Tuesday, April 17, 2007

gushing wound

So I have joined a post partum support group. The group is awesome. There are some very loving moms there who have deeper problems then I do. Problems like post partum psychosis. During my first meeting, they let me vent and boy did I vent. But they were able to help me gain some perspective on my situation and situations of others. However, it has got me thinking. For some reason, I can’t help but think that I’m treating my gushing wound with a band aid. See, I have had depression since the birth of my daughter, but I had it before. I’m convinced that my real problem is that I’m suffering from post traumatic stress from being abused for 19 years, a problem that I really don’t want to work on. I have been in therapy for it. I went for a year, but then found an excuse to stop when I moved. I don’t like going to therapy for it. I would rather stay emotionally dumb. I think it’s safer that way; however, I do wonder what will be the consequences to my daughter. Before I was pregnant, I prayed for a boy.
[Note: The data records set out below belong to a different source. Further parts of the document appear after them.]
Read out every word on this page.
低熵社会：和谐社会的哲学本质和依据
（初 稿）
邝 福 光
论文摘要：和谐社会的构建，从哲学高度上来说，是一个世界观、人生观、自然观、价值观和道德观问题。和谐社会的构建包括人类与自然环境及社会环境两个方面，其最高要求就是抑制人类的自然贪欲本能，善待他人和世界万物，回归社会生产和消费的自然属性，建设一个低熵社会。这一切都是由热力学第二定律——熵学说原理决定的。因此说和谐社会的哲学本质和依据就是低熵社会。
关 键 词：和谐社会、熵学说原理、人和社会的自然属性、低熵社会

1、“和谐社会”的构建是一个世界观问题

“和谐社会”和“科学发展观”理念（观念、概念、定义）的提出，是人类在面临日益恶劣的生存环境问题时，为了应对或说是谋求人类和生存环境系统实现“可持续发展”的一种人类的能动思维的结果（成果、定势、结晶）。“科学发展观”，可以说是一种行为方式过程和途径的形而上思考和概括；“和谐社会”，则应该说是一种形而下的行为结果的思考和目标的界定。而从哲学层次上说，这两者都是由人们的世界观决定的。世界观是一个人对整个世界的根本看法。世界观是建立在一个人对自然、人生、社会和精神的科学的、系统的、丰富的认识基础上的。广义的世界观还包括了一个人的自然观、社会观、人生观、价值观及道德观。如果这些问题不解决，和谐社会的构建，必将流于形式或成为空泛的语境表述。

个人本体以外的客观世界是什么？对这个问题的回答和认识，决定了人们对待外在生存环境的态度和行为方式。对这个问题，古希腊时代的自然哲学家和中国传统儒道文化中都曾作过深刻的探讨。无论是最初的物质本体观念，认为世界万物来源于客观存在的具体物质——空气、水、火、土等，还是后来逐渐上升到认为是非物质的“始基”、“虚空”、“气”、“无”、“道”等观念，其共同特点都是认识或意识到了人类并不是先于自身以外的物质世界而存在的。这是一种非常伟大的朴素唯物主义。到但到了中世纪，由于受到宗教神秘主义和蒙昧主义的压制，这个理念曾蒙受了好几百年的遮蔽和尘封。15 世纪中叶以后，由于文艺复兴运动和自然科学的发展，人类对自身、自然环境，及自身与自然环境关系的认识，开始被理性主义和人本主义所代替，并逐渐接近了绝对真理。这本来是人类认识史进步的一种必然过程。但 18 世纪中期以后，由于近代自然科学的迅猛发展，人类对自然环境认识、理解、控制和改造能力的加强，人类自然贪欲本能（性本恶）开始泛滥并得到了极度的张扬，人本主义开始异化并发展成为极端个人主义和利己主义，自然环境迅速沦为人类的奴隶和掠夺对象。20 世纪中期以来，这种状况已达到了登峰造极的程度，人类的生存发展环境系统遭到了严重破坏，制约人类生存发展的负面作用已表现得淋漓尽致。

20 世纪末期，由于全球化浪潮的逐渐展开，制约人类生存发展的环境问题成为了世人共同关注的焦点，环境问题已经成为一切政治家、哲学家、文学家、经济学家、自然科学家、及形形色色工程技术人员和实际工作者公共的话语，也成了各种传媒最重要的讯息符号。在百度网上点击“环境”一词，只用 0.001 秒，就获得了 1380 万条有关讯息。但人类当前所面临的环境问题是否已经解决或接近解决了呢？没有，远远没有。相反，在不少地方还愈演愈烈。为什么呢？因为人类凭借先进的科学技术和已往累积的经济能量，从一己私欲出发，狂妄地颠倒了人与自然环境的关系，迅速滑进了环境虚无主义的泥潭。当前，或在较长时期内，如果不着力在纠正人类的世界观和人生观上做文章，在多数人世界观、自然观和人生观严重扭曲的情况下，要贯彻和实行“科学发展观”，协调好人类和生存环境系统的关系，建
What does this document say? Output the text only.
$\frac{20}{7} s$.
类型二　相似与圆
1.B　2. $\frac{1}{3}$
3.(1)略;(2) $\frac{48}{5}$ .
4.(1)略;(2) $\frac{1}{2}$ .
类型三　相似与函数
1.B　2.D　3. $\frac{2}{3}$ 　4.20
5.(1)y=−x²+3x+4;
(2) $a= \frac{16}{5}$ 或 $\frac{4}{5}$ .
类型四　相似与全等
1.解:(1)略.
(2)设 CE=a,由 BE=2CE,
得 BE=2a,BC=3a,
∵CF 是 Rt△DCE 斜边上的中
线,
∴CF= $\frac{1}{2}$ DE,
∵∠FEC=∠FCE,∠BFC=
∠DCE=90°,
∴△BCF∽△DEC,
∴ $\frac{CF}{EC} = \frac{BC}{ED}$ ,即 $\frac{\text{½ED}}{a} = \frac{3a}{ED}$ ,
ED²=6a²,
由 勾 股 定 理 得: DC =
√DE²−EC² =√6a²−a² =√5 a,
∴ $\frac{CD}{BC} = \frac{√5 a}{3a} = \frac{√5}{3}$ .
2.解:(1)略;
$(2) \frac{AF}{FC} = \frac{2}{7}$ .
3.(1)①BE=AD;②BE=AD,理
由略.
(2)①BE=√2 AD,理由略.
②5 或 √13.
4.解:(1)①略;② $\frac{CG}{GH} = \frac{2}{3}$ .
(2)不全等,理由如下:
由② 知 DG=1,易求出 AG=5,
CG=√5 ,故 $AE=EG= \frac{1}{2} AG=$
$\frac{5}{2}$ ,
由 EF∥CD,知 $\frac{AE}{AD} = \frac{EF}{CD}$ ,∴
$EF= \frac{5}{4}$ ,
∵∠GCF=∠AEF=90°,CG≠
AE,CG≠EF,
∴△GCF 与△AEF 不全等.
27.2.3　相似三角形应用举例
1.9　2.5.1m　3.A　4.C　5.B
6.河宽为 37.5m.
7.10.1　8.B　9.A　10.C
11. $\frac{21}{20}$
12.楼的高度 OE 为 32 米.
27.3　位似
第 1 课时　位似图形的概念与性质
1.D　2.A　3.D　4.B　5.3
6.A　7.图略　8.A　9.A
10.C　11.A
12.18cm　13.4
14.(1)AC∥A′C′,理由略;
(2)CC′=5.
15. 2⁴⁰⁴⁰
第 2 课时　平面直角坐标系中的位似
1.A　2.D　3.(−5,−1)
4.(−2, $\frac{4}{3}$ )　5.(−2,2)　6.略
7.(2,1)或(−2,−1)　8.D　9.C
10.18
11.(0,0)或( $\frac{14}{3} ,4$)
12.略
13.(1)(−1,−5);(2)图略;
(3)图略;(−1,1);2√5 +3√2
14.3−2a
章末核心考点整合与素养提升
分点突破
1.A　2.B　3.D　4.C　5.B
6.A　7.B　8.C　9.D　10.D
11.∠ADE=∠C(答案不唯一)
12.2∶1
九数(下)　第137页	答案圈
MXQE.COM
Why a boy? In my mind a boy is less likely to be preyed on by a sexual predator. Less, likely to be hurt by the person that haunted my childhood. But God didn’t bless me with a boy. He blessed me with a wonderful girl. Now I can keep her hidden away in my house, but what am I going to do when she goes to school. How am I going to handle that? It scares me and I’m afraid I’ll damage her by being way to over protective. It’s already bad enough that I wonder if every man I meet is a sexual predator. It scares me when I read stats that say 1 out of every three girls is sexually assaulted by the time the are 18 are something like that. I know it’s true from talking to people. That means one out of every three girls you know was sexually assaulted.
I already have this purity issue. See, I write and most of my novels features girls with purity issues. It’s my way of regaining or fighting for the purity that was stolen from me. Sometimes I have panic attacks if I see a young girl on T>V> or in a movie some how violated. Recently, with Lillian in the Ten Commandments. If something were to happen to my Little Girl, I don’t know how I would handle it.
Basically, I need to go back into therapy. But that is hard and it makes me face a world I would rather forget.